But Merton urges us to resist running away, and instead to "stay still." "Then, as peace settles upon the soul and we accept what we are and what we are not, we begin to realize that this great poverty is our greatest fortune." As we learn not to panic when we feel the ache, but rather to stay still, we gradually begin to experience God's own peace flowing like a river in the depths of our soul and carrying us in its flood tides. For those who have learned to ride and swim with the strong current of this stream, "life becomes simple and easy."(11)
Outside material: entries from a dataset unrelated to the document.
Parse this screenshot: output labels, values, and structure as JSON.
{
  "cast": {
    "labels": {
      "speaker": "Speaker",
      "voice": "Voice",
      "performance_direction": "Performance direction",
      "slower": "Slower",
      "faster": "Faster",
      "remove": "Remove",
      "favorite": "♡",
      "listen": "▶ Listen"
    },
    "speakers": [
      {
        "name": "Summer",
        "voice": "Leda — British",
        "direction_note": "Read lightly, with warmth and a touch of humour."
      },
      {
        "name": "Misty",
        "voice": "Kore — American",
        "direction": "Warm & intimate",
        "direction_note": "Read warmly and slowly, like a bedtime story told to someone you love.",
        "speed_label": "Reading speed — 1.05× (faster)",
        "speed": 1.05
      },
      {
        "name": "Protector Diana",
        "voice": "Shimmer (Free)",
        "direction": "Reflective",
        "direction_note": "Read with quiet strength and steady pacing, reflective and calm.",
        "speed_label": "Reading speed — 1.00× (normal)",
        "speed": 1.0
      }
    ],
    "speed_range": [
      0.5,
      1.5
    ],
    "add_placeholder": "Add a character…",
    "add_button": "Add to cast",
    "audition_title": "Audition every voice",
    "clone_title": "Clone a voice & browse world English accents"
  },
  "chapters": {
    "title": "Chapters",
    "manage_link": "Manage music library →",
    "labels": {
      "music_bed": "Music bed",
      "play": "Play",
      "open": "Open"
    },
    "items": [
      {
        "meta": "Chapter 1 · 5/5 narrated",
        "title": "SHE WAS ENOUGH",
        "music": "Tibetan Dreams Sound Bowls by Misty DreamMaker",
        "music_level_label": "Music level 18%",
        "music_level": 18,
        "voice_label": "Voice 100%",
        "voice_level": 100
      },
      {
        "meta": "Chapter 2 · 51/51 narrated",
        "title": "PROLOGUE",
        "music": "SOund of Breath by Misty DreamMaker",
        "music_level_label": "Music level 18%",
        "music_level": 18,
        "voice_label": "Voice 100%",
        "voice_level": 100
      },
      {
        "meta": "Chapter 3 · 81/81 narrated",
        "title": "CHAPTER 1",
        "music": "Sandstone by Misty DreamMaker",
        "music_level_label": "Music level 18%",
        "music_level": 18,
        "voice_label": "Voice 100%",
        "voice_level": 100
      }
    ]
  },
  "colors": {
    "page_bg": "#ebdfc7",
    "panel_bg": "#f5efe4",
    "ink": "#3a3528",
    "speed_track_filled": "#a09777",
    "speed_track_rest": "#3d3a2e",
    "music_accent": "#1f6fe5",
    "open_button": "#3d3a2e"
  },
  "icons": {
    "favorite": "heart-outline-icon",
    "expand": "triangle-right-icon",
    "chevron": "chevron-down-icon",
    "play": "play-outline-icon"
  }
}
Teilhard himself found that not only did his life become simple in the midst of failures and disappointments, but they even gave him a strange "sense of plenitude." "The moment we find ourselves dominated and tossed about by a power that nothing can master, I have an almost physical sensation of God catching me up and clasping me more closely." With few people to comfort us, and "with the road ahead disappearing," it is as if "then only God were ahead and around, -- thickening (if I may use the word) as we advance."(12)

Teilhard comments that, paradoxically, this peace which comes from inner solitude is the same peace which comes from love. A certain co-penetration takes place; like a pebble in the ocean depths, gently surrounded and engulfed by God's own love, we are able now to carry the whole world into the abyss within us. (13) For "it is not in the midst of division, but in the union of hearts that the Spirit of peace dwells."(14) Merton adds that this love which joins us to one another will always cause us pain, "because [it] is the resetting of a Body of broken bones."(15) But it is also true, as Teilhard stresses, that by immersing ourselves in God's own peace, we find that "all things, purified and concentrated, meet and are found again in God's innermost self."(16)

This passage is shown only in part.